The first part of the administrative court’s judgment contained only a recapitulation of the factual and legal background of the case and did not reflect an opinion or contain a statement to the effect that the first applicant was guilty of a criminal offence, namely membership of an illegal organisation. The second part of the judgment, which reiterated the principle that exoneration from criminal liability did not preclude the finding of a disciplinary offence, was likewise not problematic from the angle of Article 6 § 2. It remained for the Court to determine whether the last sentence where the administrative court had found the first applicant’s disciplinary liability to be established on the basis of the alleged facts, namely that the first applicant had given the organisation his profile and that he had attended its lessons and meetings, could be said to impute criminal guilt to the first applicant. The Court considered that the language used in the statement could not be equated to a finding of criminal liability for the offences with which the first applicant had been charged in the criminal proceedings.

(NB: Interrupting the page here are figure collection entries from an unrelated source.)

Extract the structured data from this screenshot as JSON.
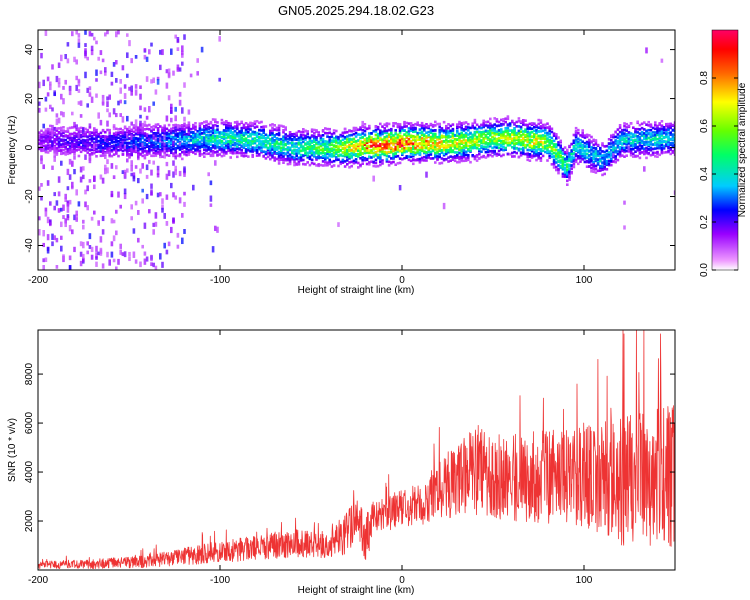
{
  "title": "GN05.2025.294.18.02.G23",
  "chart_data": [
    {
      "type": "heatmap",
      "name": "spectrogram",
      "xlabel": "Height of straight line (km)",
      "ylabel": "Frequency (Hz)",
      "xlim": [
        -200,
        150
      ],
      "ylim": [
        -50,
        48
      ],
      "xticks": [
        -200,
        -100,
        0,
        100
      ],
      "yticks": [
        -40,
        -20,
        0,
        20,
        40
      ],
      "colorbar": {
        "label": "Normalized spectral amplitude",
        "range": [
          0.0,
          1.0
        ],
        "ticks": [
          "0.0",
          "0.2",
          "0.4",
          "0.6",
          "0.8"
        ],
        "colors": [
          "#ee99ff",
          "#9900ff",
          "#0000ff",
          "#00ccff",
          "#00ff66",
          "#66ff00",
          "#ffff00",
          "#ff6600",
          "#ff0000",
          "#ff0066"
        ]
      },
      "ridge_frequency_hz": [
        [
          -200,
          3
        ],
        [
          -160,
          2
        ],
        [
          -120,
          3
        ],
        [
          -100,
          4
        ],
        [
          -80,
          3
        ],
        [
          -60,
          0
        ],
        [
          -40,
          0
        ],
        [
          -30,
          0
        ],
        [
          -20,
          1
        ],
        [
          -10,
          1
        ],
        [
          0,
          2
        ],
        [
          10,
          2
        ],
        [
          20,
          2
        ],
        [
          30,
          2
        ],
        [
          40,
          3
        ],
        [
          50,
          4
        ],
        [
          60,
          4
        ],
        [
          70,
          3
        ],
        [
          80,
          2
        ],
        [
          90,
          -8
        ],
        [
          95,
          1
        ],
        [
          110,
          -5
        ],
        [
          120,
          3
        ],
        [
          150,
          4
        ]
      ],
      "peak_amplitude": [
        [
          -200,
          0.15
        ],
        [
          -150,
          0.25
        ],
        [
          -120,
          0.35
        ],
        [
          -100,
          0.45
        ],
        [
          -80,
          0.45
        ],
        [
          -60,
          0.45
        ],
        [
          -40,
          0.55
        ],
        [
          -25,
          0.75
        ],
        [
          -15,
          0.9
        ],
        [
          -5,
          0.9
        ],
        [
          5,
          0.85
        ],
        [
          15,
          0.8
        ],
        [
          30,
          0.7
        ],
        [
          45,
          0.6
        ],
        [
          60,
          0.65
        ],
        [
          75,
          0.7
        ],
        [
          85,
          0.55
        ],
        [
          95,
          0.4
        ],
        [
          110,
          0.35
        ],
        [
          130,
          0.4
        ],
        [
          150,
          0.4
        ]
      ]
    },
    {
      "type": "line",
      "name": "snr",
      "xlabel": "Height of straight line (km)",
      "ylabel": "SNR (10 * v/v)",
      "xlim": [
        -200,
        150
      ],
      "ylim": [
        0,
        9800
      ],
      "xticks": [
        -200,
        -100,
        0,
        100
      ],
      "yticks": [
        2000,
        4000,
        6000,
        8000
      ],
      "color": "#ee3333",
      "series": [
        {
          "name": "SNR",
          "envelope": [
            {
              "x": -200,
              "mean": 200,
              "spread": 150
            },
            {
              "x": -170,
              "mean": 250,
              "spread": 200
            },
            {
              "x": -140,
              "mean": 350,
              "spread": 250
            },
            {
              "x": -120,
              "mean": 550,
              "spread": 350
            },
            {
              "x": -100,
              "mean": 750,
              "spread": 450
            },
            {
              "x": -80,
              "mean": 900,
              "spread": 500
            },
            {
              "x": -60,
              "mean": 1100,
              "spread": 600
            },
            {
              "x": -40,
              "mean": 1000,
              "spread": 500
            },
            {
              "x": -30,
              "mean": 1500,
              "spread": 900
            },
            {
              "x": -25,
              "mean": 2200,
              "spread": 900
            },
            {
              "x": -20,
              "mean": 1300,
              "spread": 1000
            },
            {
              "x": -15,
              "mean": 2200,
              "spread": 700
            },
            {
              "x": 0,
              "mean": 2500,
              "spread": 800
            },
            {
              "x": 15,
              "mean": 2800,
              "spread": 900
            },
            {
              "x": 25,
              "mean": 3500,
              "spread": 1400
            },
            {
              "x": 40,
              "mean": 4000,
              "spread": 1800
            },
            {
              "x": 60,
              "mean": 3800,
              "spread": 1800
            },
            {
              "x": 80,
              "mean": 3800,
              "spread": 1900
            },
            {
              "x": 100,
              "mean": 3700,
              "spread": 2200
            },
            {
              "x": 120,
              "mean": 3600,
              "spread": 2600
            },
            {
              "x": 140,
              "mean": 3800,
              "spread": 2900
            },
            {
              "x": 150,
              "mean": 3800,
              "spread": 3000
            }
          ]
        }
      ]
    }
  ]
}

The meaning that flowed from the impugned statement was not that the first applicant had been a member of the terrorist organisation – which had been the charge in the criminal proceedings – but merely that he had handed his CV to the organisation and attended its lessons and meetings, which had been found sufficient by the administrative court to entail his disciplinary liability. For that reason, the language used by the administrative court in finding against the first applicant in the disciplinary proceedings at issue had not offended the presumption of innocence.

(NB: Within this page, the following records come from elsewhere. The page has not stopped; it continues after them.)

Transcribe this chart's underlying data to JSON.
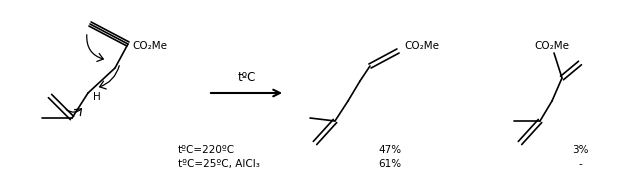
{
  "bg_color": "#ffffff",
  "text_color": "#000000",
  "fig_width": 6.41,
  "fig_height": 1.96,
  "dpi": 100,
  "conditions_line1": "tºC=220ºC",
  "conditions_line2": "tºC=25ºC, AlCl₃",
  "yield1_line1": "47%",
  "yield1_line2": "61%",
  "yield2_line1": "3%",
  "yield2_line2": "-",
  "arrow_label": "tºC",
  "font_size": 7.5
}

Conclusion: no violation in respect of the first applicant (unanimously).

(ii) As regards the second applicant – In its reasoning, the domestic court had stated that certain elements in the criminal case file had demonstrated that the second applicant had been a member of the Hizbullah terrorist organisation. In the Court’s view, that statement alone amounted to an unequivocal declaration of the second applicant’s criminal liability and ran counter to his right not to have his innocence called into question with respect to criminal proceedings which had been discontinued.

Conclusion: violation in respect of the second applicant (unanimously).

The Court further held, by six votes to one, that there had been no violation of Article 6 § 1 as the domestic court’s reasoning in the first applicant’s case had not reached the threshold of arbitrariness or manifest unreasonableness, or amounted to a denial of justice.

Art. 41: EUR 6,000 to the second applicant in respect of non-pecuniary damage; claim in respect of pecuniary damage dismissed.